5 For You are my hope; O LORD GOD, You are my confidence from my youth. 6By You I have been sustained from my birth; You are He who took me from my mother’s womb; my praise is continually of You. (Ps 71:5-6).
“Prayer of an Old Man for Deliverance,” as the NASB editors have titled this psalm, summarizes it well. To young ears maybe not so much, but in the hearing that comes from age, the picture is clear:
O God, You have taught me from my youth, and I still declare Your wondrous deeds. And even when I am old and gray, O God, do not forsake me, until I declare Your strength to this generation, Your power to all who are to come. (Ps 71:17–18).
The psalm writer—was it David, proficient as he was with the harp? (Ps 71:22)—is facing a crisis, age not excusing him from life’s harshness. Yet with a lifetime of trusting in God, he knows from experience that He will protect him. The first words that drip from his quill resonate a life of trust: “In You, O LORD, I have taken refuge” (Ps 71:1). He has in the past, and he continues into his present circumstance. He has done as Paul in the NT instructs: “Let the word of Christ richly dwell within you …” (Col 3:16).
The Word “richly dwells” in us when we know the Word of God, believe it to be absolutely trustworthy and rest in it during all trials of life. It becomes a life habit. God in His Word has proven reliable, essential and indispensable. Learning from this, we can say God has sustained us from our birth – are we not here and reading these words at this very moment? Despite life circumstances, broken or disappointing relationships, physical difficulties and sickness, failures and sin, we have made it this far. If there is one thing faith teaches us over the years of walking with the Lord, it is that despite our fears and anxieties, He is the God of the ever-present now.
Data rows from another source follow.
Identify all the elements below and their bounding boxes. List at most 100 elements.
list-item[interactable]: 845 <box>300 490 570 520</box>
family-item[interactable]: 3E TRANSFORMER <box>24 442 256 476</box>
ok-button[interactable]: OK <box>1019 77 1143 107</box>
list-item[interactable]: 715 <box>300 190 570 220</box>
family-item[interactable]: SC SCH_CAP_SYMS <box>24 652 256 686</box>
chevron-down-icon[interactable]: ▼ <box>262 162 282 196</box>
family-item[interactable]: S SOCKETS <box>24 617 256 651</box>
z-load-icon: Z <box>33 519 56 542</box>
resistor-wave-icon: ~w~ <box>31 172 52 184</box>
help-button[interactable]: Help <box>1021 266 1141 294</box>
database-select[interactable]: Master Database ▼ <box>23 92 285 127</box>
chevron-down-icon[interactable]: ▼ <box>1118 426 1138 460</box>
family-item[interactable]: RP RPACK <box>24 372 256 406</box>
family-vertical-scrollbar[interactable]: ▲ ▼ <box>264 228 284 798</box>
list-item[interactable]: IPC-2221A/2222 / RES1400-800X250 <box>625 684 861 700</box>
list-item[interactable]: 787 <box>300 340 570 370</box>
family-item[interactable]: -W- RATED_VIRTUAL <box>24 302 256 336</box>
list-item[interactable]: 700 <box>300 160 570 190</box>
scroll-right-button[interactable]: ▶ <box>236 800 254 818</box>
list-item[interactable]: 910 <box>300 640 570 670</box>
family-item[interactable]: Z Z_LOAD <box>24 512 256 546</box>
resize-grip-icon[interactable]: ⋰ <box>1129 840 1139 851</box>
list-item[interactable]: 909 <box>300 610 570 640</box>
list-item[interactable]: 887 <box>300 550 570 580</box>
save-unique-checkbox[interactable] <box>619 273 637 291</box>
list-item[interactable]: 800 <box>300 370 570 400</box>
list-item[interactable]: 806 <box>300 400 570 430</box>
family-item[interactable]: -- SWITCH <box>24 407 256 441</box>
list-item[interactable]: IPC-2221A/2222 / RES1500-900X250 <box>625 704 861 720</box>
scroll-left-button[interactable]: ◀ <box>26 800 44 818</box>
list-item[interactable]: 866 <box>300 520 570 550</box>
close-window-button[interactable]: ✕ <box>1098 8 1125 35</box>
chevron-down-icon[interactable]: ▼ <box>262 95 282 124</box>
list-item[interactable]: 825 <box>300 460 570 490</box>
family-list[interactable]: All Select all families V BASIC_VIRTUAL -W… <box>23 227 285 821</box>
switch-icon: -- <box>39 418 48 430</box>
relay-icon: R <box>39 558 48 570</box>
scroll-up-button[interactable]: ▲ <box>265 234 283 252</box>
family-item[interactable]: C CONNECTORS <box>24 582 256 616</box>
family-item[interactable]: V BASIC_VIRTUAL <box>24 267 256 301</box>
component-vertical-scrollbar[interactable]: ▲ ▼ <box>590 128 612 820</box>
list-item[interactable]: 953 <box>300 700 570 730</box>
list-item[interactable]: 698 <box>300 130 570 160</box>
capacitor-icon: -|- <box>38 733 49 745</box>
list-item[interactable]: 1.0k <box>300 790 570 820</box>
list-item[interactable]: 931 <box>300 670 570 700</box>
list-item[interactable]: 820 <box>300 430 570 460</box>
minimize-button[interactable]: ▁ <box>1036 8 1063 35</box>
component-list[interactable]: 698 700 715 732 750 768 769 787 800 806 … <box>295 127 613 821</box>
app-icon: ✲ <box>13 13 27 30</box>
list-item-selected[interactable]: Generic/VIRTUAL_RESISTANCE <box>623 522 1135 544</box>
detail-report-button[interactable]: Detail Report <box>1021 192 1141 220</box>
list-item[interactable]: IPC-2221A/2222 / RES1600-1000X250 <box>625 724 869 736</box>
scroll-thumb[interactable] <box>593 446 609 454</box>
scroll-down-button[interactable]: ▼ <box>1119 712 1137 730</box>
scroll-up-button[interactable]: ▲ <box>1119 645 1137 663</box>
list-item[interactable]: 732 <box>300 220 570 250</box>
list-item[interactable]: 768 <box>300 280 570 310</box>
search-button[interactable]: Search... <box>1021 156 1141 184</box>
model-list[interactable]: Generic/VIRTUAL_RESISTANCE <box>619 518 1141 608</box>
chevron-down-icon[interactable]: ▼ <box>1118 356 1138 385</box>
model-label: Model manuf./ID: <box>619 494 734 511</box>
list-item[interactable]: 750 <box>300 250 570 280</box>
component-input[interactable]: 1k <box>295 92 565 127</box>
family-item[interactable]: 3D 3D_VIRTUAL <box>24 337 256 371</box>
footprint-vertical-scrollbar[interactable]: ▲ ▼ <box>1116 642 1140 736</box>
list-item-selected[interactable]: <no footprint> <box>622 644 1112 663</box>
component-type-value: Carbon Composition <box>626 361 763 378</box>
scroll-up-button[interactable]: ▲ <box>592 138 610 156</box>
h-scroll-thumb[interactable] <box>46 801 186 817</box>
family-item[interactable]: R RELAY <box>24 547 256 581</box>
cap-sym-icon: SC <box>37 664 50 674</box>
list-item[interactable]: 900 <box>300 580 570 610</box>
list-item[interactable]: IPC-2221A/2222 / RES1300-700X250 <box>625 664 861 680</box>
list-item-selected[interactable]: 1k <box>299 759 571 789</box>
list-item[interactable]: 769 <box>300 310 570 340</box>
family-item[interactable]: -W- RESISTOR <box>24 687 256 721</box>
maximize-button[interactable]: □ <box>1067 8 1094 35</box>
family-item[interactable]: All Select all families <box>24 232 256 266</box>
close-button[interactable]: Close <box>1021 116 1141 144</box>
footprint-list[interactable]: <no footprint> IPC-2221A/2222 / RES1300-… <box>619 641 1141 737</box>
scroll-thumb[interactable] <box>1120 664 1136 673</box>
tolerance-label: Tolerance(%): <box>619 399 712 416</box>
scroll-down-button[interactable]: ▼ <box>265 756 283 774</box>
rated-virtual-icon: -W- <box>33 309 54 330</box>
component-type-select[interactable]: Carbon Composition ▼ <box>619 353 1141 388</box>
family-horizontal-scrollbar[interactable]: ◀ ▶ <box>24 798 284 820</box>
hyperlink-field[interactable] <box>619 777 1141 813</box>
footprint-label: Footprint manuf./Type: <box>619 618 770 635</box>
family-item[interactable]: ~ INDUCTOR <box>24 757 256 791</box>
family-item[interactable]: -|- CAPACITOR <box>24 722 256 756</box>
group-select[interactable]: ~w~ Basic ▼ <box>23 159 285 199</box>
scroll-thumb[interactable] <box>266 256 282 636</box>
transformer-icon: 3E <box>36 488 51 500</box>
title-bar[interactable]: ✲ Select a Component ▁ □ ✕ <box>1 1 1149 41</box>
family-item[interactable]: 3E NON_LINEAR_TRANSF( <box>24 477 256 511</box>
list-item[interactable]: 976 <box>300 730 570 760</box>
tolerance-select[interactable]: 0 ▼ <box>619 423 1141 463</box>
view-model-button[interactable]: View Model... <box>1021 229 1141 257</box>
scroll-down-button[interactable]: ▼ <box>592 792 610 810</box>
And therein is our confidence.
Nothing can shake us: “For I am convinced that neither death, nor life, nor angels, nor principalities, nor things present, nor things to come, nor powers, nor height, nor depth, nor any other created thing, will be able to separate us from the love of God, which is in Christ Jesus our Lord” (Rom 8:38–39).
Because we are loved by God and we have hope in Him, then we can have confidence as we face life’s trials. Nothing can get to us, unless God in His divine sovereignty has allowed it to shape us for praising His Son.
Lord, not in fear or anxiety, I choose to walk in confidence, knowing that my trials give me opportunity to praise You before others for the hope You give me.